The village has been on a lockdown after health officials feared community transmission. The village had 70 percent of the city’s 186 COVID-19 cases as of Monday (April 20).
Comaingking said he didn’t know where he got the virus because he kept his distance and had been wearing a mask.
He recalled having a habit of sitting on a bench outside his house, which is accessible through a narrow pathway inside Zapatera.
“I just sat on the bench and would not talk to people who would pass by,” he said.
“It is really puzzling because our two elderly neighbors have been tested positive of the virus when they don’t even go out of the house,” he added.
Comaingking said he suspected that the virus might have come from city health workers who went to Zapatera to take respiratory samples for tests earlier this week.
He said he noticed that the health workers won’t remove gloves and use new ones after swabbing people’s noses and throats for testing samples.
“I had observed that they were using the same gloves when taking swab samples of residents here,” he said.
Another Zapatera resident also had the same observation on a post that was circulated on Facebook.
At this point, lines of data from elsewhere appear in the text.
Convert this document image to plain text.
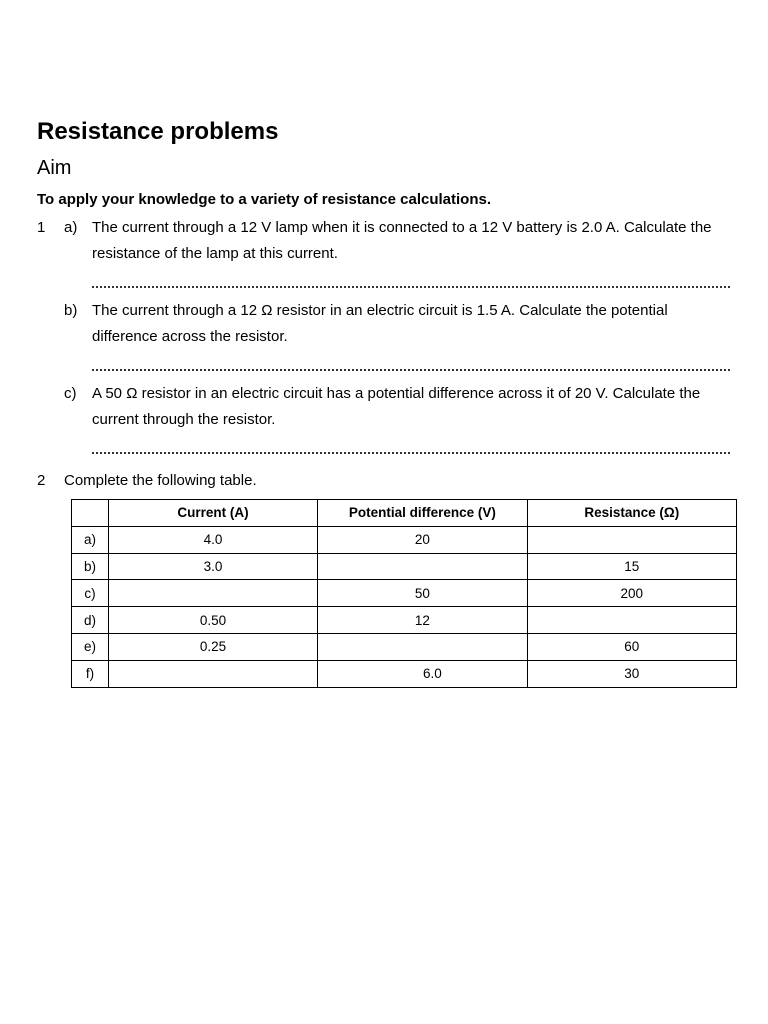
Resistance problems
Aim
To apply your knowledge to a variety of resistance calculations.
1 a) The current through a 12 V lamp when it is connected to a 12 V battery is 2.0 A. Calculate the resistance of the lamp at this current.
b) The current through a 12 Ω resistor in an electric circuit is 1.5 A. Calculate the potential difference across the resistor.
c) A 50 Ω resistor in an electric circuit has a potential difference across it of 20 V. Calculate the current through the resistor.
2 Complete the following table.
	Current (A)	Potential difference (V)	Resistance (Ω)
a)	4.0	20	
b)	3.0		15
c)		50	200
d)	0.50	12	
e)	0.25		60
f)		6.0	30
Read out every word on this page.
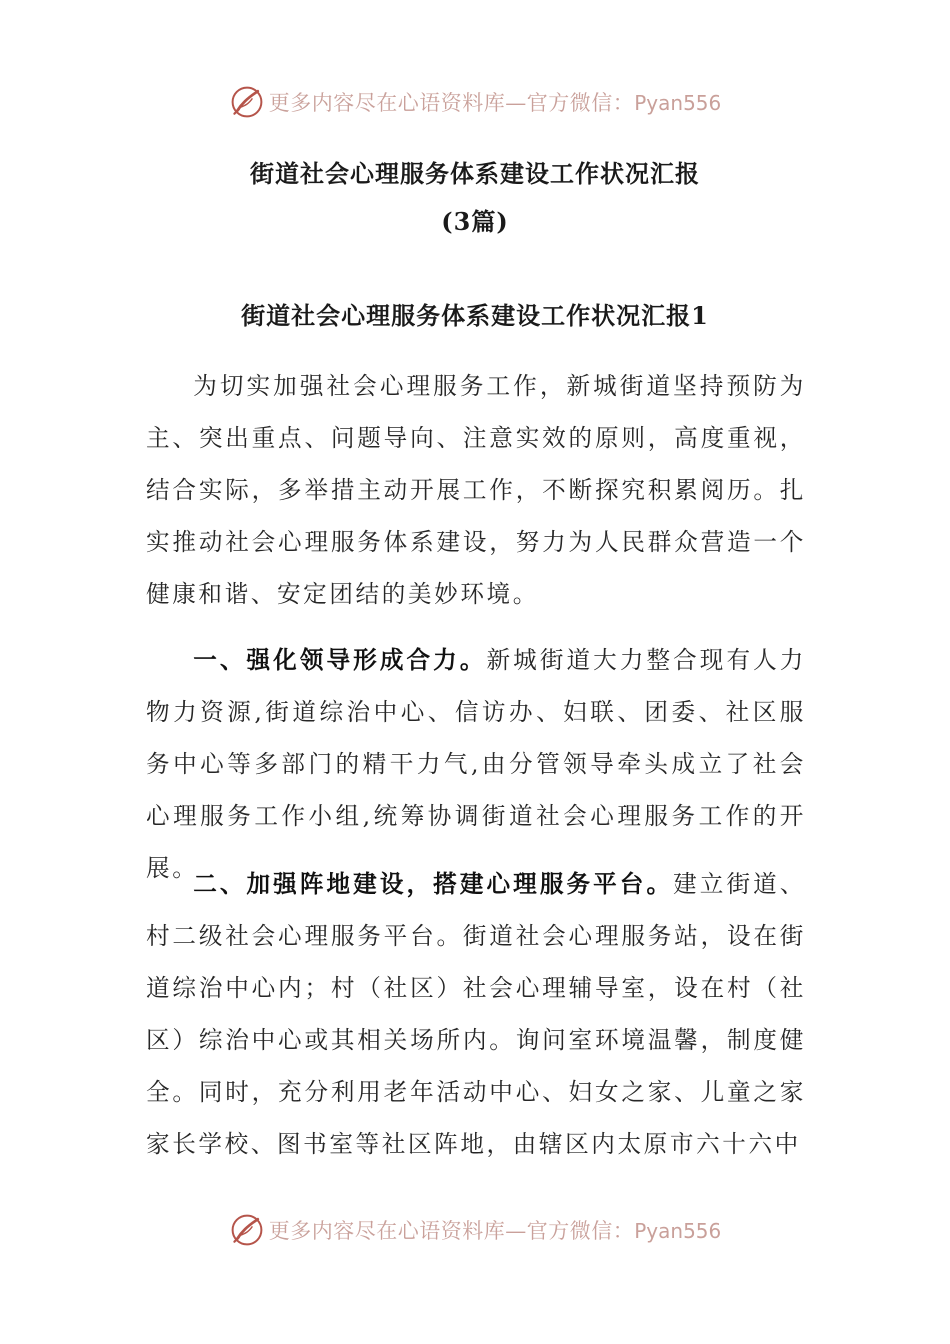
更多内容尽在心语资料库—官方微信：Pyan556
街道社会心理服务体系建设工作状况汇报
(3篇)
街道社会心理服务体系建设工作状况汇报1
为切实加强社会心理服务工作，新城街道坚持预防为主、突出重点、问题导向、注意实效的原则，高度重视，结合实际，多举措主动开展工作，不断探究积累阅历。扎实推动社会心理服务体系建设，努力为人民群众营造一个健康和谐、安定团结的美妙环境。
一、强化领导形成合力。新城街道大力整合现有人力物力资源,街道综治中心、信访办、妇联、团委、社区服务中心等多部门的精干力气,由分管领导牵头成立了社会心理服务工作小组,统筹协调街道社会心理服务工作的开展。
二、加强阵地建设，搭建心理服务平台。建立街道、村二级社会心理服务平台。街道社会心理服务站，设在街道综治中心内；村（社区）社会心理辅导室，设在村（社区）综治中心或其相关场所内。询问室环境温馨，制度健全。同时，充分利用老年活动中心、妇女之家、儿童之家家长学校、图书室等社区阵地，由辖区内太原市六十六中
更多内容尽在心语资料库—官方微信：Pyan556
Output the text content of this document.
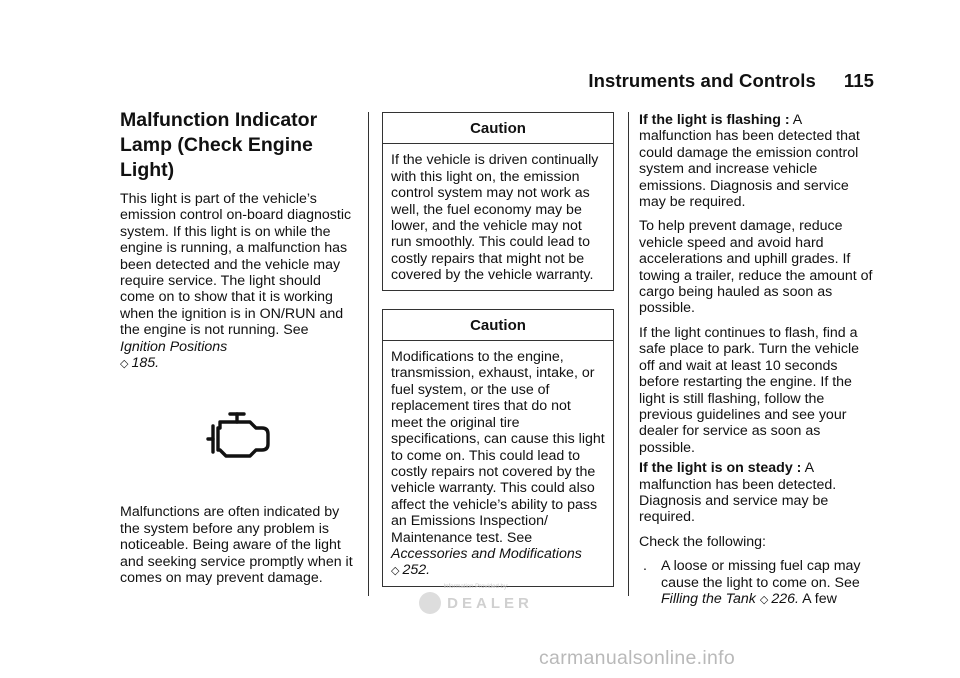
Instruments and Controls 115
Malfunction Indicator Lamp (Check Engine Light)

This light is part of the vehicle’s emission control on-board diagnostic system. If this light is on while the engine is running, a malfunction has been detected and the vehicle may require service. The light should come on to show that it is working when the ignition is in ON/RUN and the engine is not running. See Ignition Positions
◇ 185.

Malfunctions are often indicated by the system before any problem is noticeable. Being aware of the light and seeking service promptly when it comes on may prevent damage.

Caution
If the vehicle is driven continually with this light on, the emission control system may not work as well, the fuel economy may be lower, and the vehicle may not run smoothly. This could lead to costly repairs that might not be covered by the vehicle warranty.
Caution
Modifications to the engine, transmission, exhaust, intake, or fuel system, or the use of replacement tires that do not meet the original tire specifications, can cause this light to come on. This could lead to costly repairs not covered by the vehicle warranty. This could also affect the vehicle’s ability to pass an Emissions Inspection/ Maintenance test. See
Accessories and Modifications
◇ 252.

If the light is flashing : A malfunction has been detected that could damage the emission control system and increase vehicle emissions. Diagnosis and service may be required.

To help prevent damage, reduce vehicle speed and avoid hard accelerations and uphill grades. If towing a trailer, reduce the amount of cargo being hauled as soon as possible.

If the light continues to flash, find a safe place to park. Turn the vehicle off and wait at least 10 seconds before restarting the engine. If the light is still flashing, follow the previous guidelines and see your dealer for service as soon as possible.

If the light is on steady : A malfunction has been detected. Diagnosis and service may be required.

Check the following:

. A loose or missing fuel cap may cause the light to come on. See
Filling the Tank ◇ 226. A few
Information Provided by:
DEALER
carmanualsonline.info
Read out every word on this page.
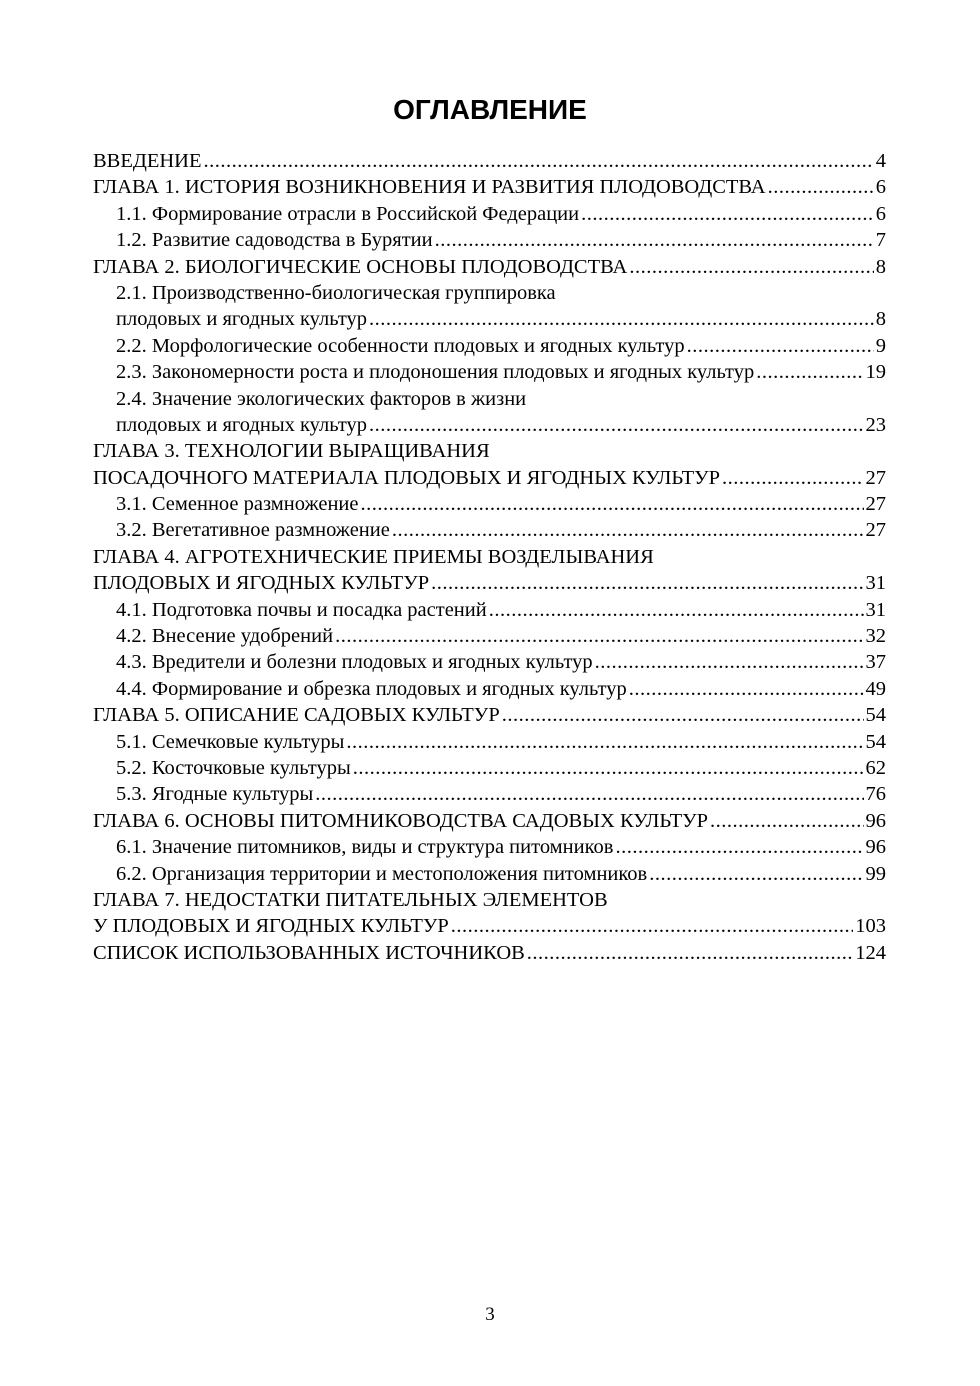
ОГЛАВЛЕНИЕ
ВВЕДЕНИЕ .....	4
ГЛАВА 1. ИСТОРИЯ ВОЗНИКНОВЕНИЯ И РАЗВИТИЯ ПЛОДОВОДСТВА .....	6
1.1. Формирование отрасли в Российской Федерации .....	6
1.2. Развитие садоводства в Бурятии .....	7
ГЛАВА 2. БИОЛОГИЧЕСКИЕ ОСНОВЫ ПЛОДОВОДСТВА .....	8
2.1. Производственно-биологическая группировка
плодовых и ягодных культур .....	8
2.2. Морфологические особенности плодовых и ягодных культур .....	9
2.3. Закономерности роста и плодоношения плодовых и ягодных культур .....	19
2.4. Значение экологических факторов в жизни
плодовых и ягодных культур .....	23
ГЛАВА 3. ТЕХНОЛОГИИ ВЫРАЩИВАНИЯ
ПОСАДОЧНОГО МАТЕРИАЛА ПЛОДОВЫХ И ЯГОДНЫХ КУЛЬТУР .....	27
3.1. Семенное размножение .....	27
3.2. Вегетативное размножение .....	27
ГЛАВА 4. АГРОТЕХНИЧЕСКИЕ ПРИЕМЫ ВОЗДЕЛЫВАНИЯ
ПЛОДОВЫХ И ЯГОДНЫХ КУЛЬТУР .....	31
4.1. Подготовка почвы и посадка растений .....	31
4.2. Внесение удобрений .....	32
4.3. Вредители и болезни плодовых и ягодных культур .....	37
4.4. Формирование и обрезка плодовых и ягодных культур .....	49
ГЛАВА 5. ОПИСАНИЕ САДОВЫХ КУЛЬТУР .....	54
5.1. Семечковые культуры .....	54
5.2. Косточковые культуры .....	62
5.3. Ягодные культуры .....	76
ГЛАВА 6. ОСНОВЫ ПИТОМНИКОВОДСТВА САДОВЫХ КУЛЬТУР .....	96
6.1. Значение питомников, виды и структура питомников .....	96
6.2. Организация территории и местоположения питомников .....	99
ГЛАВА 7. НЕДОСТАТКИ ПИТАТЕЛЬНЫХ ЭЛЕМЕНТОВ
У ПЛОДОВЫХ И ЯГОДНЫХ КУЛЬТУР .....	103
СПИСОК ИСПОЛЬЗОВАННЫХ ИСТОЧНИКОВ .....	124
3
It had been shared 154 times since it was posted on April 15.
“Those who were taking the swab tests didn’t remove their gloves and personal protective equipment,” the post said.
“Sorry but unless I see them changing their PPE and gloves, I would not take the swab test,” it added.
“Virus is possibly present on their arms and they would touch the people when taking swab test?,” the resident wrote.
But Cebu City health officer Dr. Daisy Villa maintained that the city’s health workers followed protocol and changed their gloves each time they took a new swab sample.
The residents might just have gotten the wrong impression because the gloves had just one color.
Comaingking’s daughter, Jemelie, said she would not allow swab tests on the rest of the family.
Jemelie, a former reporter, is now working abroad but her two sons, aged 20 and 16, are with her parents.
Jemelie said in an interview through Facebook chat that her neighbors also refused to have their swab samples taken due to suspicion that the failure of health workers to change gloves after every swab had caused the infection to spread.
“I am scared to have the rest of the family tested because I don’t trust the way they take the swab samples,” Jemelie said.
But the family continued to fight the COVID threat in a different way, she added.
Cebu City Mayor Edgardo Labella earlier said those found positive of COVID-19 in Zapatera would be placed in a quarantine site.
But Comaingking was still in his family’s three-story home as of April 20, four days after he was tested positive.
All 12 members of the Comaingking family live under one roof: Comaingking, his wife, a daughter and grandchildren.
Since he was tested positive for coronavirus, Comaingking has been staying on the ground floor while the rest of the family occupied the upper floors.
He would go out of his room only to get food from the kitchen after the rest of the family had gone upstairs.
They also continued taking ginger tea and gargling salt water, which they believed prevented sore throat.
Before sleeping, they would inhale steam from hot water mixed with ginger and salt while under the blanket.
Comaingking, whose only symptom could be his consistent coughing, said he finds the family’s situation sad but vowed to fight coronavirus with his family.
Another Zapatera resident told the Inquirer that his family has been taking preventive measures to ensure none of them would catch the virus.
Angel, who declined to give her full name, said the family had covered their windows and doors with cellophane – enduring the humidity and heat of summer just to protect themselves from the virus.
They also regularly disinfect the house.
But she has an appeal to the city officials –to exert all efforts to save their community from a disease that has no cure yet.